Emma’s older brother, Bryce Hoyle, qualified for the 2019 state tournament as a senior. Another brother, Brandon, will provide a strong back-bone as a senior on the boys’ squad this year. Obviously, Emma has a household of experience to lean on for advice. Which will surely help as she transitions into high school wrestling.
“It’s hard, but it’s not too hard,” Hoyle said about her interest in wrestling. “It’s a competitive sport and I like competition.”
That’s not to say Emma won’t have a learning curve to adjust to. She hasn’t wrestled much, if at all, over the last several years. The hype train will need to slow a bit before it gets too out of control. While Emma will carry the torch for a shiny new Greene County girls’ team, she has an uphill climb before she can make some significant noise.
It’s no easy task to come out and win after a lengthy hiatus.
Athleticism will give Hoyle a leg up on early competition as she gets her feet wet. Using her natural strength as a crutch could pay big dividends. Part of wrestling is merely muscling an opponent, which in turn paves the way for well-practiced technique.
“She moves really well. She’s got good hips, good movement,” Beekman said. “Like with any new wrestler, it takes some time to get the moves down. We do a lot of drilling. I think as the season goes on, she’ll get a lot better and with a few years under her belt, she’ll be real competitive.”
It’ll be rather difficult for Hoyle to sustain any momentum as well. Greene County won’t know when she’ll wrestle or who. Essentially, she’ll take a wait-and-see approach once the season gets into the thick of things. Hoyle’s matches – whether she wins or loses – won’t count for the boys team score. Experience is priority No. 1 for the freshman grappler.
“That’s probably the toughest part for the girls division. It’s basically meet by meet,” Beekman said. “We’ll just kind of see do other teams have somebody around the same way that she’s wrestling and if they do, we’ll wrestle them.”
Greene County is working on pulling together a girls division to coincide with the annual Rams JV tournament on Jan. 18 in Jefferson.

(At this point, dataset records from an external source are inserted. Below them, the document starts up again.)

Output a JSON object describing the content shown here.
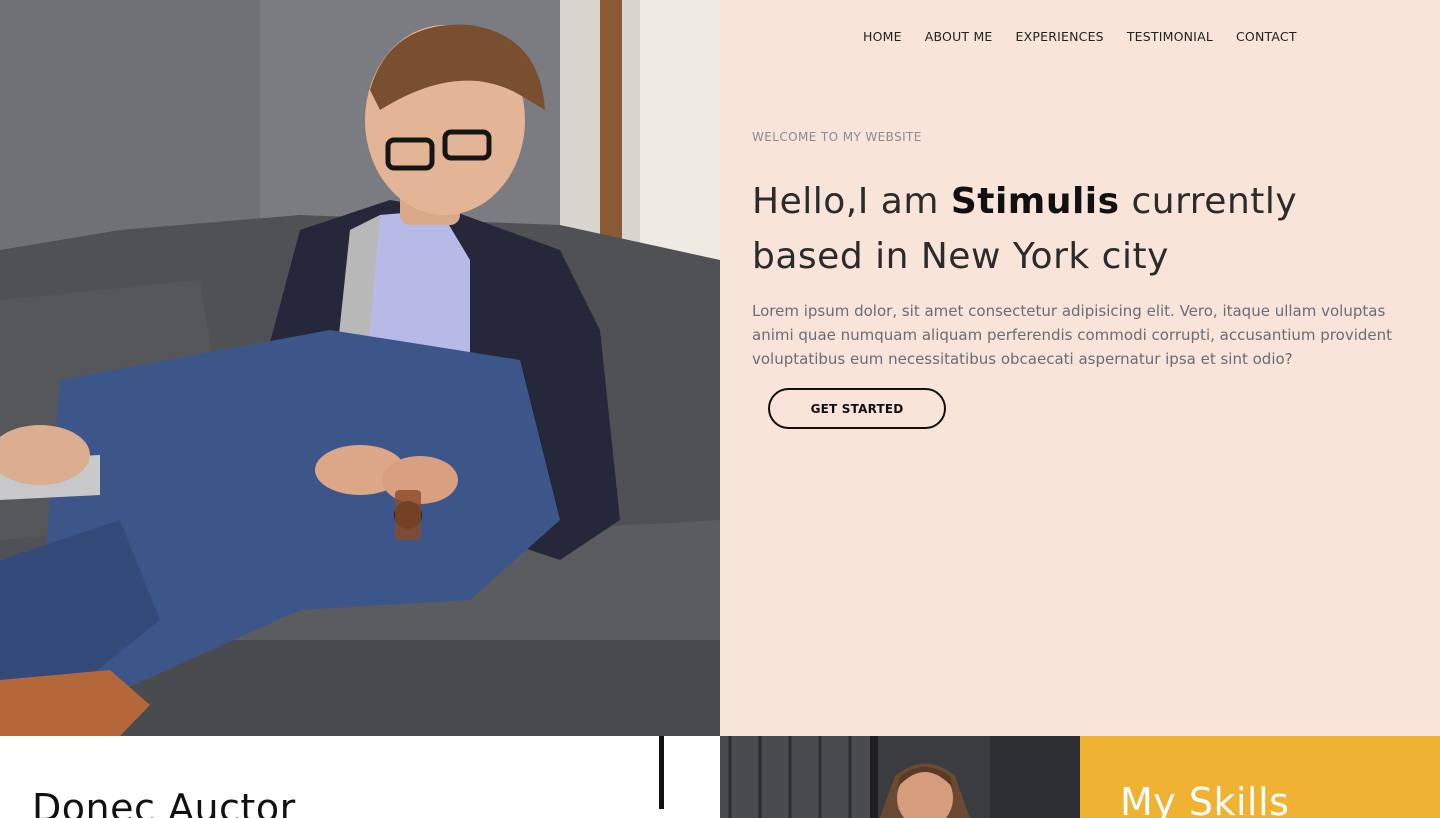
{
  "nav": {
    "items": [
      {
        "label": "HOME"
      },
      {
        "label": "ABOUT ME"
      },
      {
        "label": "EXPERIENCES"
      },
      {
        "label": "TESTIMONIAL"
      },
      {
        "label": "CONTACT"
      }
    ]
  },
  "hero": {
    "eyebrow": "WELCOME TO MY WEBSITE",
    "headline_pre": "Hello,I am ",
    "headline_name": "Stimulis",
    "headline_post": " currently based in New York city",
    "lead": "Lorem ipsum dolor, sit amet consectetur adipisicing elit. Vero, itaque ullam voluptas animi quae numquam aliquam perferendis commodi corrupti, accusantium provident voluptatibus eum necessitatibus obcaecati aspernatur ipsa et sint odio?",
    "cta_label": "GET STARTED"
  },
  "about": {
    "title": "Donec Auctor"
  },
  "skills": {
    "title": "My Skills"
  },
  "colors": {
    "hero_bg": "#f8e4d8",
    "skills_bg": "#f0b233",
    "text_dark": "#111111"
  }
}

Hoyle won’t be the lone Ram girl for long, if all goes according to plan. Emma Halterman is battling some injuries, but hopes to be cleared for action at some point this winter. For now, Hoyle has her eyes on gaining experience. When the year first started she was wrestling other girls, but thanks to injuries and another athlete dropping out, Beekman and the Rams were forced to get creative. Thankfully, the boys have been receptive of Hoyle, stepping up to help teach her the intricacies of high school wrestling.

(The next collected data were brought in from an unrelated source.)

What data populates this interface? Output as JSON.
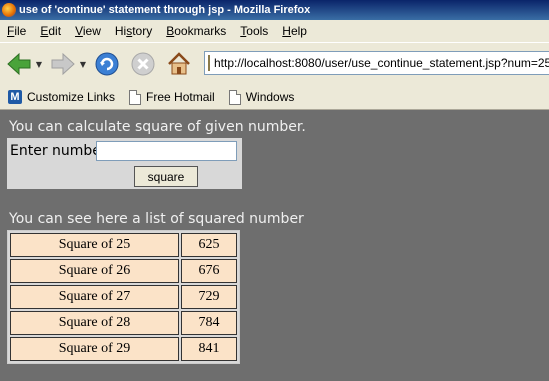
{
  "window": {
    "title": "use of 'continue' statement through jsp - Mozilla Firefox"
  },
  "menu": {
    "items": [
      {
        "pre": "",
        "u": "F",
        "post": "ile"
      },
      {
        "pre": "",
        "u": "E",
        "post": "dit"
      },
      {
        "pre": "",
        "u": "V",
        "post": "iew"
      },
      {
        "pre": "Hi",
        "u": "s",
        "post": "tory"
      },
      {
        "pre": "",
        "u": "B",
        "post": "ookmarks"
      },
      {
        "pre": "",
        "u": "T",
        "post": "ools"
      },
      {
        "pre": "",
        "u": "H",
        "post": "elp"
      }
    ]
  },
  "address": {
    "url": "http://localhost:8080/user/use_continue_statement.jsp?num=25"
  },
  "bookmarks": {
    "items": [
      "Customize Links",
      "Free Hotmail",
      "Windows"
    ]
  },
  "page": {
    "intro": "You can calculate square of given number.",
    "input_label": "Enter number",
    "input_value": "",
    "button_label": "square",
    "list_heading": "You can see here a list of squared number",
    "rows": [
      {
        "label": "Square of 25",
        "value": "625"
      },
      {
        "label": "Square of 26",
        "value": "676"
      },
      {
        "label": "Square of 27",
        "value": "729"
      },
      {
        "label": "Square of 28",
        "value": "784"
      },
      {
        "label": "Square of 29",
        "value": "841"
      }
    ]
  },
  "colors": {
    "page_bg": "#6e6e6e",
    "form_bg": "#d8d8d8",
    "cell_bg": "#fbe3c8",
    "chrome_bg": "#ece9d8"
  }
}
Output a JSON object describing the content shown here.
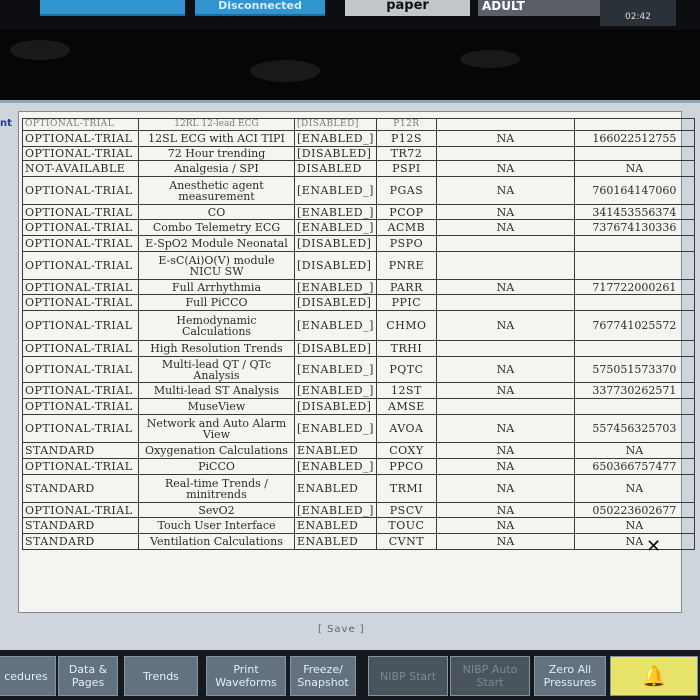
{
  "topbar": {
    "btn1_label": "",
    "btn2_label": "Disconnected",
    "paper_label": "paper",
    "adult_label": "ADULT",
    "time": "02:42"
  },
  "side_label": "nt",
  "features": [
    {
      "status": "OPTIONAL-TRIAL",
      "name": "12SL ECG with ACI TIPI",
      "flag": "[ENABLED_]",
      "code": "P12S",
      "trial": "NA",
      "key": "166022512755"
    },
    {
      "status": "OPTIONAL-TRIAL",
      "name": "72 Hour trending",
      "flag": "[DISABLED]",
      "code": "TR72",
      "trial": "",
      "key": ""
    },
    {
      "status": "NOT-AVAILABLE",
      "name": "Analgesia / SPI",
      "flag": "DISABLED",
      "code": "PSPI",
      "trial": "NA",
      "key": "NA"
    },
    {
      "status": "OPTIONAL-TRIAL",
      "name": "Anesthetic agent measurement",
      "flag": "[ENABLED_]",
      "code": "PGAS",
      "trial": "NA",
      "key": "760164147060"
    },
    {
      "status": "OPTIONAL-TRIAL",
      "name": "CO",
      "flag": "[ENABLED_]",
      "code": "PCOP",
      "trial": "NA",
      "key": "341453556374"
    },
    {
      "status": "OPTIONAL-TRIAL",
      "name": "Combo Telemetry ECG",
      "flag": "[ENABLED_]",
      "code": "ACMB",
      "trial": "NA",
      "key": "737674130336"
    },
    {
      "status": "OPTIONAL-TRIAL",
      "name": "E-SpO2 Module Neonatal",
      "flag": "[DISABLED]",
      "code": "PSPO",
      "trial": "",
      "key": ""
    },
    {
      "status": "OPTIONAL-TRIAL",
      "name": "E-sC(Ai)O(V) module NICU SW",
      "flag": "[DISABLED]",
      "code": "PNRE",
      "trial": "",
      "key": ""
    },
    {
      "status": "OPTIONAL-TRIAL",
      "name": "Full Arrhythmia",
      "flag": "[ENABLED_]",
      "code": "PARR",
      "trial": "NA",
      "key": "717722000261"
    },
    {
      "status": "OPTIONAL-TRIAL",
      "name": "Full PiCCO",
      "flag": "[DISABLED]",
      "code": "PPIC",
      "trial": "",
      "key": ""
    },
    {
      "status": "OPTIONAL-TRIAL",
      "name": "Hemodynamic Calculations",
      "flag": "[ENABLED_]",
      "code": "CHMO",
      "trial": "NA",
      "key": "767741025572"
    },
    {
      "status": "OPTIONAL-TRIAL",
      "name": "High Resolution Trends",
      "flag": "[DISABLED]",
      "code": "TRHI",
      "trial": "",
      "key": ""
    },
    {
      "status": "OPTIONAL-TRIAL",
      "name": "Multi-lead QT / QTc Analysis",
      "flag": "[ENABLED_]",
      "code": "PQTC",
      "trial": "NA",
      "key": "575051573370"
    },
    {
      "status": "OPTIONAL-TRIAL",
      "name": "Multi-lead ST Analysis",
      "flag": "[ENABLED_]",
      "code": "12ST",
      "trial": "NA",
      "key": "337730262571"
    },
    {
      "status": "OPTIONAL-TRIAL",
      "name": "MuseView",
      "flag": "[DISABLED]",
      "code": "AMSE",
      "trial": "",
      "key": ""
    },
    {
      "status": "OPTIONAL-TRIAL",
      "name": "Network and Auto Alarm View",
      "flag": "[ENABLED_]",
      "code": "AVOA",
      "trial": "NA",
      "key": "557456325703"
    },
    {
      "status": "STANDARD",
      "name": "Oxygenation Calculations",
      "flag": "ENABLED",
      "code": "COXY",
      "trial": "NA",
      "key": "NA"
    },
    {
      "status": "OPTIONAL-TRIAL",
      "name": "PiCCO",
      "flag": "[ENABLED_]",
      "code": "PPCO",
      "trial": "NA",
      "key": "650366757477"
    },
    {
      "status": "STANDARD",
      "name": "Real-time Trends / minitrends",
      "flag": "ENABLED",
      "code": "TRMI",
      "trial": "NA",
      "key": "NA"
    },
    {
      "status": "OPTIONAL-TRIAL",
      "name": "SevO2",
      "flag": "[ENABLED_]",
      "code": "PSCV",
      "trial": "NA",
      "key": "050223602677"
    },
    {
      "status": "STANDARD",
      "name": "Touch User Interface",
      "flag": "ENABLED",
      "code": "TOUC",
      "trial": "NA",
      "key": "NA"
    },
    {
      "status": "STANDARD",
      "name": "Ventilation Calculations",
      "flag": "ENABLED",
      "code": "CVNT",
      "trial": "NA",
      "key": "NA"
    }
  ],
  "cut_row": {
    "status": "OPTIONAL-TRIAL",
    "name": "12RL 12-lead ECG",
    "flag": "[DISABLED]",
    "code": "P12R"
  },
  "save_label": "[ Save ]",
  "close_glyph": "✕",
  "bottombar": [
    {
      "label": "cedures",
      "state": "normal"
    },
    {
      "label": "Data & Pages",
      "state": "normal"
    },
    {
      "label": "Trends",
      "state": "normal"
    },
    {
      "label": "Print Waveforms",
      "state": "normal"
    },
    {
      "label": "Freeze/ Snapshot",
      "state": "normal"
    },
    {
      "label": "NIBP Start",
      "state": "dim"
    },
    {
      "label": "NIBP Auto Start",
      "state": "dim"
    },
    {
      "label": "Zero All Pressures",
      "state": "normal"
    },
    {
      "label": "🔔",
      "state": "alarm"
    }
  ]
}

“She’s been working in with the guys and they are comfortable with it. She’s comfortable with it, which is good,” Beekman said. “I don’t know what we would do (if she wasn’t). We probably would have to stick her with a coach, one-on-one every day if they weren’t comfortable with it, which is kind of tough for everybody but they’re making it work.”

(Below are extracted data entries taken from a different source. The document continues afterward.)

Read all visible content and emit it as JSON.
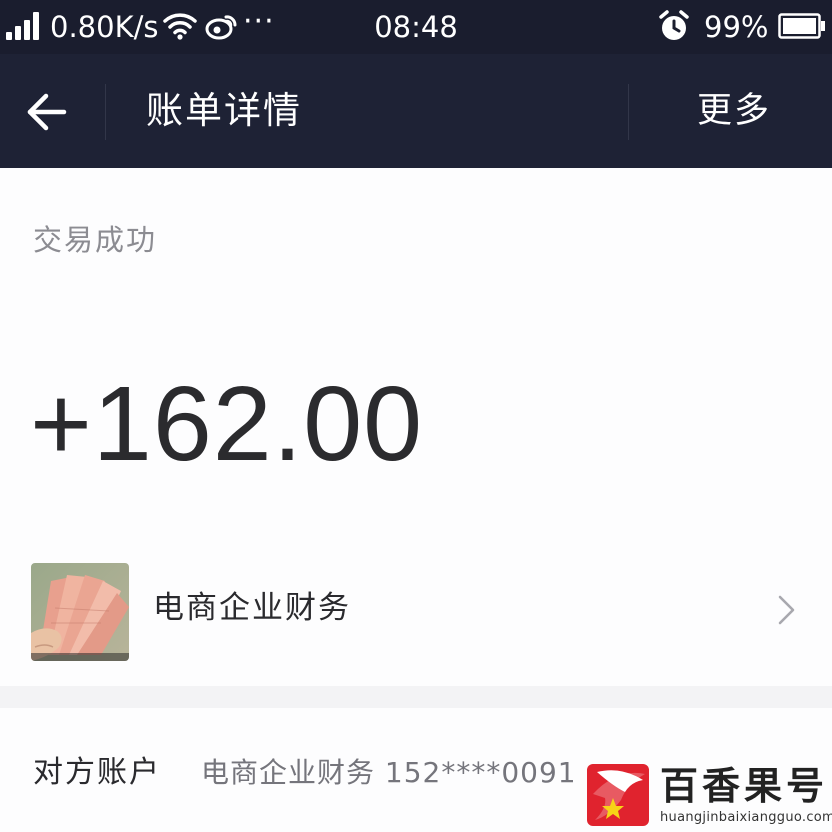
{
  "status_bar": {
    "network_speed": "0.80K/s",
    "more_indicator": "···",
    "time": "08:48",
    "battery_percent": "99%",
    "icons": [
      "signal-icon",
      "wifi-icon",
      "weibo-icon",
      "alarm-icon",
      "battery-icon"
    ]
  },
  "nav": {
    "back_icon": "back-arrow-icon",
    "title": "账单详情",
    "more_label": "更多"
  },
  "summary": {
    "status": "交易成功",
    "amount": "+162.00",
    "merchant_name": "电商企业财务",
    "chevron_icon": "chevron-right-icon"
  },
  "detail": {
    "label": "对方账户",
    "value": "电商企业财务 152****0091"
  },
  "watermark": {
    "text": "百香果号",
    "url": "huangjinbaixiangguo.com"
  },
  "colors": {
    "nav_background": "#1e2235",
    "status_bar_background": "#1a1d2e",
    "page_background": "#f3f3f5",
    "card_background": "#fdfdfe",
    "amount_color": "#2b2b2e",
    "watermark_red": "#e0232e"
  }
}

The silver lining in Hoyle’s venture is where she’ll be at the end of the season. The freshman is guaranteed a spot at the 2020 state tournament.
“They now have their own state tournament, so you can’t really go wrong there,” Beekman said, who’s in his second year as Greene County head coach. “Not only are you able to compete against other girls, but now you’ve got something to work towards in the end, that could be a state title.”
For now, over the next two months, Hoyle will focus on honing her skills and adapting to high school competition. Perhaps she’ll find herself on the podium come January.